Esta fotografia é histórica, mesmo que não pareça. Foi tirada na partida para as 24 Horas de le Mans de 1969, uma corrida de automóveis, e repito corrida, em que o objectivo dos pilotos é correrem o mais que podem para chegarem antes dos outros. Pouco mais de um minuto depois de ela ser tirada, já havia carros a correr a mais de 300 quilómetros por hora na recta das Hunaudières.

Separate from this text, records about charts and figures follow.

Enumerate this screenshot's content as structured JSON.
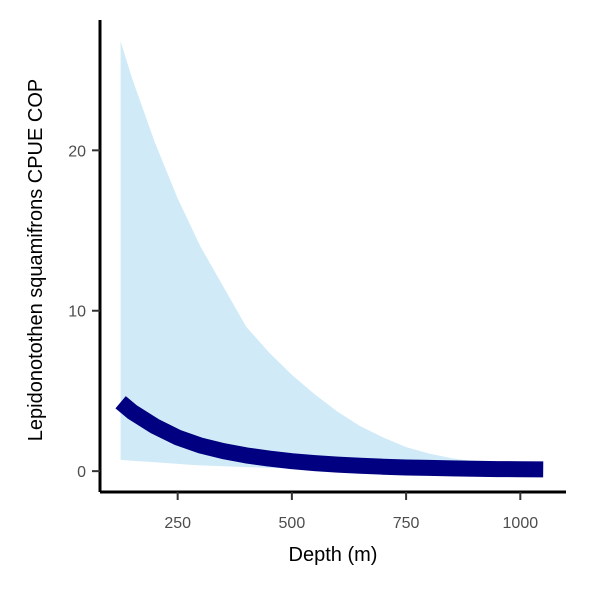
{
  "chart_data": {
    "type": "line",
    "xlabel": "Depth (m)",
    "ylabel": "Lepidonotothen squamifrons  CPUE COP",
    "xlim": [
      80,
      1100
    ],
    "ylim": [
      -1.3,
      28
    ],
    "x_ticks": [
      250,
      500,
      750,
      1000
    ],
    "x_tick_labels": [
      "250",
      "500",
      "750",
      "1000"
    ],
    "y_ticks": [
      0,
      10,
      20
    ],
    "y_tick_labels": [
      "0",
      "10",
      "20"
    ],
    "grid": false,
    "legend": "none",
    "colors": {
      "line": "#000080",
      "band": "#d0ebf7",
      "axis": "#000000"
    },
    "series": [
      {
        "x": [
          125,
          150,
          200,
          250,
          275,
          300,
          350,
          400,
          450,
          500,
          550,
          600,
          650,
          700,
          750,
          800,
          850,
          900,
          950,
          1000,
          1050
        ],
        "y": [
          4.3,
          3.7,
          2.8,
          2.1,
          1.85,
          1.6,
          1.25,
          0.98,
          0.78,
          0.62,
          0.5,
          0.41,
          0.34,
          0.28,
          0.23,
          0.2,
          0.17,
          0.15,
          0.13,
          0.12,
          0.11
        ],
        "lower": [
          0.7,
          0.65,
          0.55,
          0.45,
          0.4,
          0.36,
          0.3,
          0.25,
          0.2,
          0.17,
          0.14,
          0.12,
          0.1,
          0.08,
          0.07,
          0.06,
          0.05,
          0.05,
          0.04,
          0.04,
          0.04
        ],
        "upper": [
          26.8,
          24.5,
          20.5,
          17.0,
          15.5,
          14.0,
          11.5,
          9.0,
          7.4,
          6.0,
          4.8,
          3.7,
          2.8,
          2.1,
          1.5,
          1.1,
          0.8,
          0.6,
          0.5,
          0.4,
          0.35
        ]
      }
    ]
  }
}
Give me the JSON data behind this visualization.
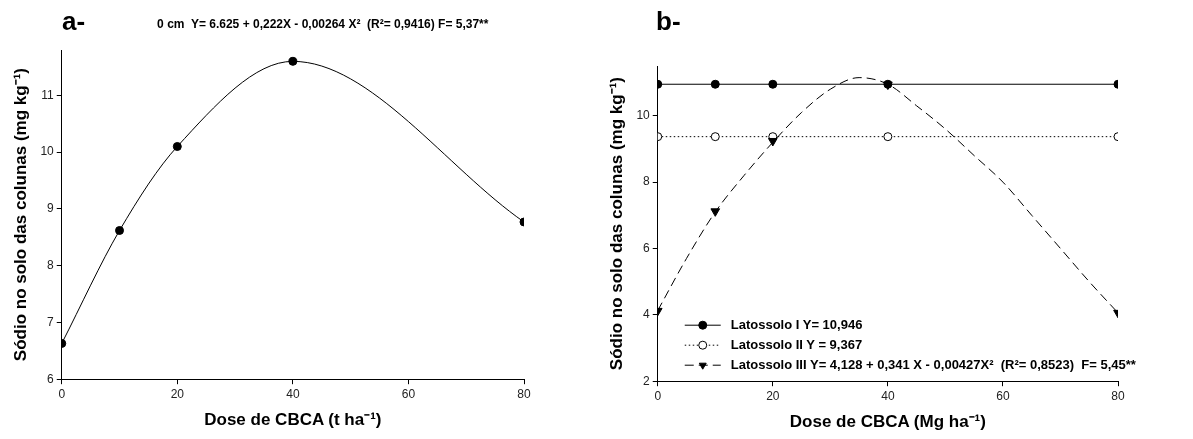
{
  "chart_data": [
    {
      "type": "line",
      "title": "a-",
      "subtitle": "0 cm  Y= 6.625 + 0,222X - 0,00264 X²  (R²= 0,9416) F= 5,37**",
      "xlabel": "Dose de CBCA (t ha⁻¹)",
      "ylabel": "Sódio no solo das colunas (mg kg⁻¹)",
      "xlim": [
        0,
        80
      ],
      "xticks": [
        0,
        20,
        40,
        60,
        80
      ],
      "ylim": [
        6,
        11.8
      ],
      "yticks": [
        6,
        7,
        8,
        9,
        10,
        11
      ],
      "grid": false,
      "legend": false,
      "marker": "circle",
      "line_style": "solid",
      "series": [
        {
          "color": "#000000",
          "x": [
            0,
            10,
            20,
            40,
            80
          ],
          "values": [
            6.63,
            8.62,
            10.1,
            11.6,
            8.77
          ]
        }
      ]
    },
    {
      "type": "line",
      "title": "b-",
      "xlabel": "Dose de CBCA (Mg ha⁻¹)",
      "ylabel": "Sódio no solo das colunas (mg kg⁻¹)",
      "xlim": [
        0,
        80
      ],
      "xticks": [
        0,
        20,
        40,
        60,
        80
      ],
      "ylim": [
        2,
        11.5
      ],
      "yticks": [
        2,
        4,
        6,
        8,
        10
      ],
      "grid": false,
      "legend": "bottom left",
      "series": [
        {
          "name": "Latossolo I Y= 10,946",
          "color": "#000000",
          "marker": "circle",
          "line_style": "solid",
          "x": [
            0,
            10,
            20,
            40,
            80
          ],
          "values": [
            10.95,
            10.95,
            10.95,
            10.95,
            10.95
          ]
        },
        {
          "name": "Latossolo II Y = 9,367",
          "color": "#000000",
          "marker": "circle",
          "line_style": "dotted",
          "x": [
            0,
            10,
            20,
            40,
            80
          ],
          "values": [
            9.37,
            9.37,
            9.37,
            9.37,
            9.37
          ]
        },
        {
          "name": "Latossolo III Y= 4,128 + 0,341 X - 0,00427X²  (R²= 0,8523)  F= 5,45**",
          "type": "scatter",
          "color": "#000000",
          "marker": "triangle",
          "line_style": "dashed",
          "x": [
            0,
            10,
            20,
            40,
            80
          ],
          "values": [
            4.12,
            7.12,
            9.24,
            10.94,
            4.06
          ]
        },
        {
          "type": "line",
          "color": "#000000",
          "marker": "none",
          "line_style": "dashed",
          "x": [
            0,
            5,
            10,
            15,
            20,
            25,
            30,
            35,
            40,
            45,
            50,
            55,
            60,
            65,
            70,
            75,
            80
          ],
          "values": [
            4.13,
            5.7,
            7.1,
            8.2,
            9.2,
            10.1,
            10.8,
            11.15,
            10.95,
            10.3,
            9.6,
            8.8,
            8.0,
            7.0,
            6.0,
            5.0,
            4.06
          ]
        }
      ]
    }
  ]
}
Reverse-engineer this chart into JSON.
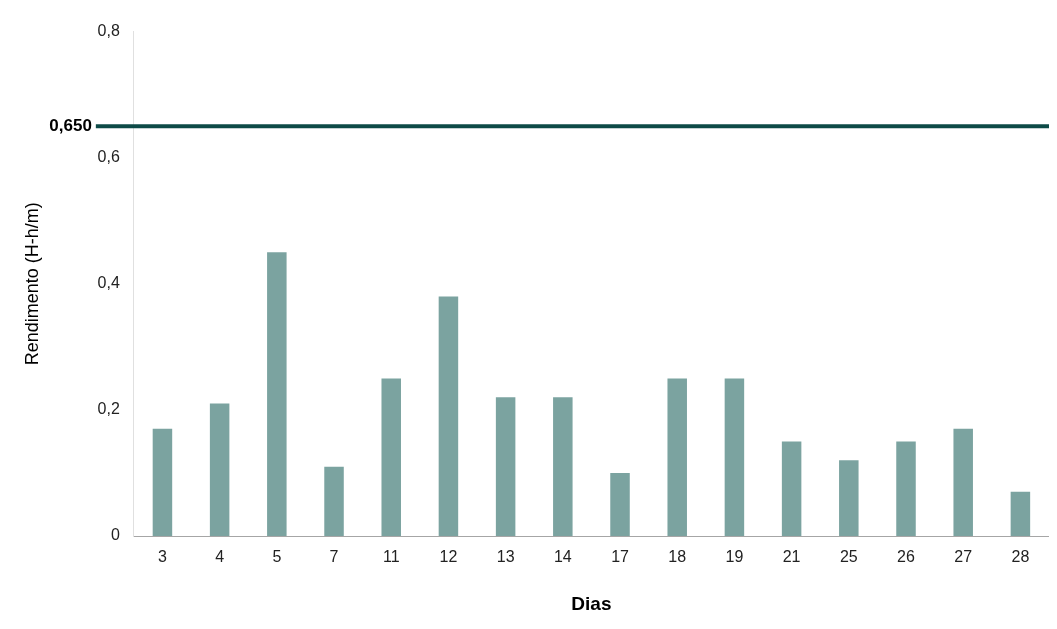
{
  "chart_data": {
    "type": "bar",
    "xlabel": "Dias",
    "ylabel": "Rendimento (H-h/m)",
    "categories": [
      "3",
      "4",
      "5",
      "7",
      "11",
      "12",
      "13",
      "14",
      "17",
      "18",
      "19",
      "21",
      "25",
      "26",
      "27",
      "28"
    ],
    "values": [
      0.17,
      0.21,
      0.45,
      0.11,
      0.25,
      0.38,
      0.22,
      0.22,
      0.1,
      0.25,
      0.25,
      0.15,
      0.12,
      0.15,
      0.17,
      0.07
    ],
    "color": "#7ba3a0",
    "ylim": [
      0,
      0.8
    ],
    "yticks": [
      0,
      {
        "value": 0.2,
        "label": "0,2"
      },
      {
        "value": 0.4,
        "label": "0,4"
      },
      {
        "value": 0.6,
        "label": "0,6"
      },
      {
        "value": 0.8,
        "label": "0,8"
      }
    ],
    "ref_lines": [
      {
        "axis": "y",
        "value": 0.65,
        "label": "0,650",
        "color": "#0d4a47"
      }
    ],
    "grid": false,
    "legend": false
  }
}
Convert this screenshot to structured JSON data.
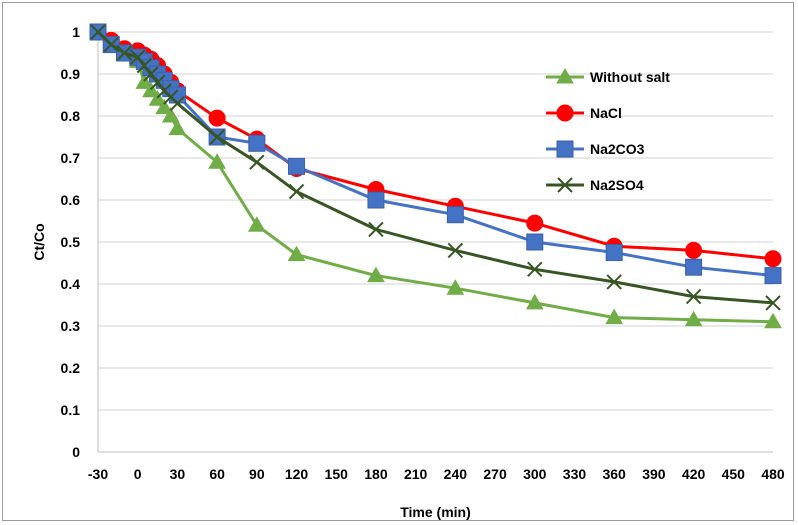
{
  "chart_data": {
    "type": "line",
    "xlabel": "Time (min)",
    "ylabel": "Ct/Co",
    "xlim": [
      -30,
      480
    ],
    "ylim": [
      0,
      1
    ],
    "xticks": [
      "-30",
      "0",
      "30",
      "60",
      "90",
      "120",
      "150",
      "180",
      "210",
      "240",
      "270",
      "300",
      "330",
      "360",
      "390",
      "420",
      "450",
      "480"
    ],
    "yticks": [
      "0",
      "0.1",
      "0.2",
      "0.3",
      "0.4",
      "0.5",
      "0.6",
      "0.7",
      "0.8",
      "0.9",
      "1"
    ],
    "grid": "horizontal",
    "legend_position": "right",
    "series": [
      {
        "name": "Without salt",
        "color": "#70ad47",
        "marker": "triangle",
        "x": [
          -30,
          -20,
          -10,
          0,
          5,
          10,
          15,
          20,
          25,
          30,
          60,
          90,
          120,
          180,
          240,
          300,
          360,
          420,
          480
        ],
        "y": [
          1.0,
          0.97,
          0.95,
          0.93,
          0.88,
          0.86,
          0.84,
          0.82,
          0.8,
          0.77,
          0.69,
          0.54,
          0.47,
          0.42,
          0.39,
          0.355,
          0.32,
          0.315,
          0.31
        ]
      },
      {
        "name": "NaCl",
        "color": "#ff0000",
        "marker": "circle",
        "x": [
          -30,
          -20,
          -10,
          0,
          5,
          10,
          15,
          20,
          25,
          30,
          60,
          90,
          120,
          180,
          240,
          300,
          360,
          420,
          480
        ],
        "y": [
          1.0,
          0.98,
          0.96,
          0.955,
          0.945,
          0.935,
          0.92,
          0.9,
          0.88,
          0.86,
          0.795,
          0.745,
          0.675,
          0.625,
          0.585,
          0.545,
          0.49,
          0.48,
          0.46
        ]
      },
      {
        "name": "Na2CO3",
        "color": "#4472c4",
        "marker": "square",
        "x": [
          -30,
          -20,
          -10,
          0,
          5,
          10,
          15,
          20,
          25,
          30,
          60,
          90,
          120,
          180,
          240,
          300,
          360,
          420,
          480
        ],
        "y": [
          1.0,
          0.97,
          0.95,
          0.94,
          0.93,
          0.915,
          0.9,
          0.885,
          0.865,
          0.85,
          0.75,
          0.735,
          0.68,
          0.6,
          0.565,
          0.5,
          0.475,
          0.44,
          0.42
        ]
      },
      {
        "name": "Na2SO4",
        "color": "#375623",
        "marker": "x",
        "x": [
          -30,
          -20,
          -10,
          0,
          5,
          10,
          15,
          20,
          25,
          30,
          60,
          90,
          120,
          180,
          240,
          300,
          360,
          420,
          480
        ],
        "y": [
          1.0,
          0.97,
          0.95,
          0.94,
          0.92,
          0.9,
          0.88,
          0.86,
          0.845,
          0.83,
          0.75,
          0.69,
          0.62,
          0.53,
          0.48,
          0.435,
          0.405,
          0.37,
          0.355
        ]
      }
    ]
  }
}
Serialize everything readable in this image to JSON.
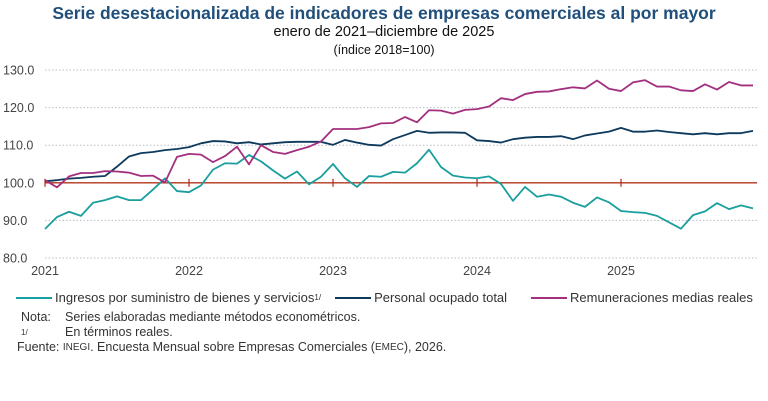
{
  "chart_data": {
    "type": "line",
    "title": "Serie desestacionalizada de indicadores de empresas comerciales al por mayor",
    "subtitle": "enero de 2021–diciembre de 2025",
    "subtitle2": "(índice 2018=100)",
    "x_start": "2021-01",
    "x_frequency": "monthly",
    "x_ticks": [
      "2021",
      "2022",
      "2023",
      "2024",
      "2025"
    ],
    "y_ticks": [
      "80.0",
      "90.0",
      "100.0",
      "110.0",
      "120.0",
      "130.0"
    ],
    "ylim": [
      80,
      130
    ],
    "grid": "horizontal dotted",
    "reference_line": 100,
    "legend_position": "bottom",
    "series": [
      {
        "name": "Ingresos por suministro de bienes y servicios",
        "note": "1/",
        "color": "#1a9e9e",
        "values": [
          87.7,
          90.9,
          92.3,
          91.2,
          94.7,
          95.4,
          96.4,
          95.4,
          95.4,
          98.2,
          101.2,
          97.8,
          97.5,
          99.3,
          103.5,
          105.2,
          105.1,
          107.4,
          105.7,
          103.3,
          101.1,
          103.0,
          99.6,
          101.6,
          105.0,
          101.2,
          98.9,
          101.8,
          101.6,
          102.9,
          102.7,
          105.2,
          108.8,
          104.2,
          101.9,
          101.4,
          101.2,
          101.7,
          99.7,
          95.2,
          98.9,
          96.3,
          96.9,
          96.3,
          94.7,
          93.6,
          96.1,
          94.8,
          92.5,
          92.2,
          92.0,
          91.2,
          89.5,
          87.8,
          91.4,
          92.4,
          94.6,
          93.0,
          94.0,
          93.2
        ]
      },
      {
        "name": "Personal ocupado total",
        "color": "#0d3a5c",
        "values": [
          100.4,
          100.7,
          101.1,
          101.3,
          101.6,
          101.8,
          104.3,
          107.0,
          107.9,
          108.2,
          108.7,
          109.0,
          109.5,
          110.5,
          111.1,
          111.0,
          110.5,
          110.8,
          110.2,
          110.5,
          110.8,
          110.9,
          110.9,
          110.9,
          110.1,
          111.4,
          110.7,
          110.1,
          109.9,
          111.6,
          112.7,
          113.8,
          113.3,
          113.4,
          113.4,
          113.3,
          111.3,
          111.1,
          110.7,
          111.6,
          112.0,
          112.2,
          112.2,
          112.4,
          111.6,
          112.6,
          113.1,
          113.6,
          114.6,
          113.6,
          113.6,
          113.9,
          113.5,
          113.2,
          112.9,
          113.2,
          112.9,
          113.2,
          113.2,
          113.8
        ]
      },
      {
        "name": "Remuneraciones medias reales",
        "color": "#a3307f",
        "values": [
          100.7,
          98.8,
          101.7,
          102.6,
          102.6,
          103.1,
          103.0,
          102.7,
          101.8,
          101.9,
          100.1,
          106.9,
          107.7,
          107.5,
          105.5,
          107.1,
          109.6,
          104.9,
          110.0,
          108.2,
          107.7,
          108.7,
          109.6,
          111.0,
          114.3,
          114.3,
          114.3,
          114.8,
          115.8,
          115.9,
          117.5,
          116.1,
          119.3,
          119.2,
          118.4,
          119.4,
          119.6,
          120.3,
          122.5,
          122.0,
          123.6,
          124.2,
          124.3,
          124.9,
          125.4,
          125.1,
          127.2,
          125.0,
          124.4,
          126.7,
          127.3,
          125.6,
          125.6,
          124.6,
          124.4,
          126.2,
          124.8,
          126.8,
          125.9,
          125.9
        ]
      }
    ]
  },
  "notes": {
    "nota_label": "Nota:",
    "nota_text": "Series elaboradas mediante métodos econométricos.",
    "footnote_mark": "1/",
    "footnote_text": "En términos reales.",
    "fuente_label": "Fuente:",
    "fuente_org": "INEGI",
    "fuente_text_1": ". Encuesta Mensual sobre Empresas Comerciales (",
    "fuente_abbr": "EMEC",
    "fuente_text_2": "), 2026."
  }
}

À partida desta corrida, o espectacular método de partida que passou para a história como partida tipo le Mans, os carros estavam alinhados em diagonal para arrancarem num dos lados da pista, e os pilotos do outro, e quando era dado o sinal de partida os pilotos encaminhavam-se para os carros, instalavam-se neles e arrancavam, tudo o mais depressa que conseguiam. E, como seria de esperar, atravessavam a pista a correr e instalavam-se o mais rapidamente que podiam para arrancarem mais cedo. Mas o jovem de 24 anos marcado na fotografia, de seu nome Jacky Ickx, a correr as suas primeiras 24 horas de le Mans, atravessou a pista a caminhar em vez de correr como os outros. Quando chegou ao carro demorou o tempo que foi preciso para se instalar bem e com o cinto de segurança solidamente apertado, e foi o último a arrancar.
Porquê?
Para protestar individualmente contra este método de partida, que decincentivava os pilotos de se instalarem com toda a segurança no carro e de apertarem cuidadosamente o cinto de segurança antes de arrancarem, só o fazendo mais tarde quando conseguissem desocupar as mãos da condução. Aliás, nesta mesma primeira volta morreu o piloto John Woolfe por, por não ter o cinto apertado, ter sido projectado do seu carro que se despistou. Mais tarde, quando lhe pediram explicações da sua partida bizarra, o Jacky Ickx explicou que as 24 horas de le Mans eram uma corrida de automóveis, e não de pilotos, e que numa corrida tão longa não tinha nenhum sentido correr riscos para ganhar uns segundos ou fracções de segundo na partida.
Quem acabou por ganhar a corrida no dia seguinte?
O Jacky Ickx. Não ganhava as 24 horas de le Mans quem chegasse primeiro ao carro, mas quem andasse uma distância maior em 24 horas, e as 24 horas de corrida foram suficientes para recuperar o atraso na partida. Foi a chegada mais cerrada da história das 24 horas de Le Mans até aí, e ganhou com apenas cerca de um segundo de avanço. Se, além de caminhar e de se instalar cuidadosamente no carro com toda a segurança, tivesse perdido mais tempo para se pentear ao espelho, até podia ter perdido. Mas ganhou.
E teve uma vitória dupla. O protesto dele e a morte do John Woolfe na primeira volta foram suficientes para abolir para sempre a espectacular mas perigosa partida tipo le Mans.
E o que é que nós temos a ver com isso?
Anda meio mundo aflito, e outro eufórico, por determinado partido ainda não ter apresentado o seu candidato a determinada Câmara Municipal para as eleições que terão lugar daqui a nove ou dez meses. A euforia dos eufóricos, aliás, deve-se mais à aflição dos aflitos do que a motivos ponderosos para ver no facto um prenúncio de vitória dos partidos deles, um dos quais foi o primeiro a apresentar o seu candidato, sobre o que ainda não apresentou candidato, porque são eles que lhes estimulam, e estão a ter algum sucesso no estímulo em que os outros se estão a deixar enrolar, essa aflição.
Mas convém não perder de vista uma coisa. O objectivo de estar na política é ganhar eleições, não é ser o primeiro que apresenta os seus candidatos nem o que ganha mais sondagens. E o estímulo dos eufóricos aos aflitos para que tenham dúvidas sobre a capacidade da sua liderança para ganhar eleições e ponderem mudar de liderança não é um gesto de filantropia, ajudá-los a encontrar o caminho para ganharem eleições, é um gesto de misantropia, convencê-los a cometerem erros para as perder.
Se cairem nessa, o António Costa merece estar onde está e eles merecem-no a governá-los. Se não cairem, correm facilmente com ele nas eleições.